AWS Certified Solutions Architect – Associate (SAA-C02) — Question 588
A company wants to measure the effectiveness of its recent marketing campaigns. The company performs batch processing on .csv files of sales data and stores the results in an Amazon S3 bucket once every hour. The S3 bucket contains petabytes of objects. The company runs one-time queries in Amazon Athena to determine which products are most popular on a particular date for a particular region. Queries sometimes fail or take longer than expected to finish running.
Which actions should a solutions architect take to improve the query performance and reliability? (Choose two.)
Answer options
- A. Reduce the S3 object sizes to less than 128 MB.
- B. Partition the data by date and region in Amazon S3.
- C. Store the files as large, single objects in Amazon S3.
- D. Use Amazon Kinesis Data Analytics to run the queries as part of the batch processing operation.
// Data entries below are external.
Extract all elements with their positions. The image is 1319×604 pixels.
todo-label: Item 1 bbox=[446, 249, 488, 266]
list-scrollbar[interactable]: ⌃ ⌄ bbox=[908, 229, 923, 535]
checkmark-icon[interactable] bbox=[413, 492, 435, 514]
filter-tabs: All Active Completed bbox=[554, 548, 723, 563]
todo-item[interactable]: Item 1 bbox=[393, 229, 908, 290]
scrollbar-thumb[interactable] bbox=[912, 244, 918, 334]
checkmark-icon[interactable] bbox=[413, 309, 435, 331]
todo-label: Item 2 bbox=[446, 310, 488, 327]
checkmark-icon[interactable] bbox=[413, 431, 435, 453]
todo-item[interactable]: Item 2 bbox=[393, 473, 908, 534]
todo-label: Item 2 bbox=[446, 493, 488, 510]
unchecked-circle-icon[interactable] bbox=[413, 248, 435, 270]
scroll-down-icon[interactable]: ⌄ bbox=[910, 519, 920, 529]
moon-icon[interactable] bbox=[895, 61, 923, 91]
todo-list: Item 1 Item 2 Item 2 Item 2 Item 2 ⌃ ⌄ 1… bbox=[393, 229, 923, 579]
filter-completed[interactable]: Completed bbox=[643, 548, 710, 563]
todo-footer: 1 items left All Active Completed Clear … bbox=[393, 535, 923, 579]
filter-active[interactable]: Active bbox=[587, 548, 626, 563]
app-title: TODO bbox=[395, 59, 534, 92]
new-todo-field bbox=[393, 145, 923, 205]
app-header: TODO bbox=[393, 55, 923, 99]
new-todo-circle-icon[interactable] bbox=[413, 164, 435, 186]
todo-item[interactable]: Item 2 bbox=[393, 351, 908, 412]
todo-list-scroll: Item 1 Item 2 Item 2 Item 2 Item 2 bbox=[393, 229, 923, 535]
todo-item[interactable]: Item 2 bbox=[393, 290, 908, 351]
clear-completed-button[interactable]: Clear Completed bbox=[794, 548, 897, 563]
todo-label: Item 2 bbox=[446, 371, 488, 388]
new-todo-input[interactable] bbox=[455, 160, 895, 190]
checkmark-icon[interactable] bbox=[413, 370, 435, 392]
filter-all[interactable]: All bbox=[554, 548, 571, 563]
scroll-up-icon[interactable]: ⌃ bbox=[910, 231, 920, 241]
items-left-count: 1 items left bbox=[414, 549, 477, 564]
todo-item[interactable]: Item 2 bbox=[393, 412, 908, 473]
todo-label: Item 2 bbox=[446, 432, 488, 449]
- E. Use an AWS Glue extract, transform, and load (ETL) process to convert the .csv files into Apache Parquet format.
Correct answer: A, B
Explanation
Partitioning the data in Amazon S3 by date and region (Option B) restricts Athena's scan to only the relevant folders, drastically reducing query times and costs. Keeping file sizes optimized to under 128 MB (Option A) prevents performance bottlenecks associated with processing massive individual files, allowing Athena to read data in parallel more efficiently. Storing data as single giant files (Option C) prevents parallel processing, and using Kinesis Data Analytics (Option D) is designed for real-time streaming rather than querying petabytes of historical batch data.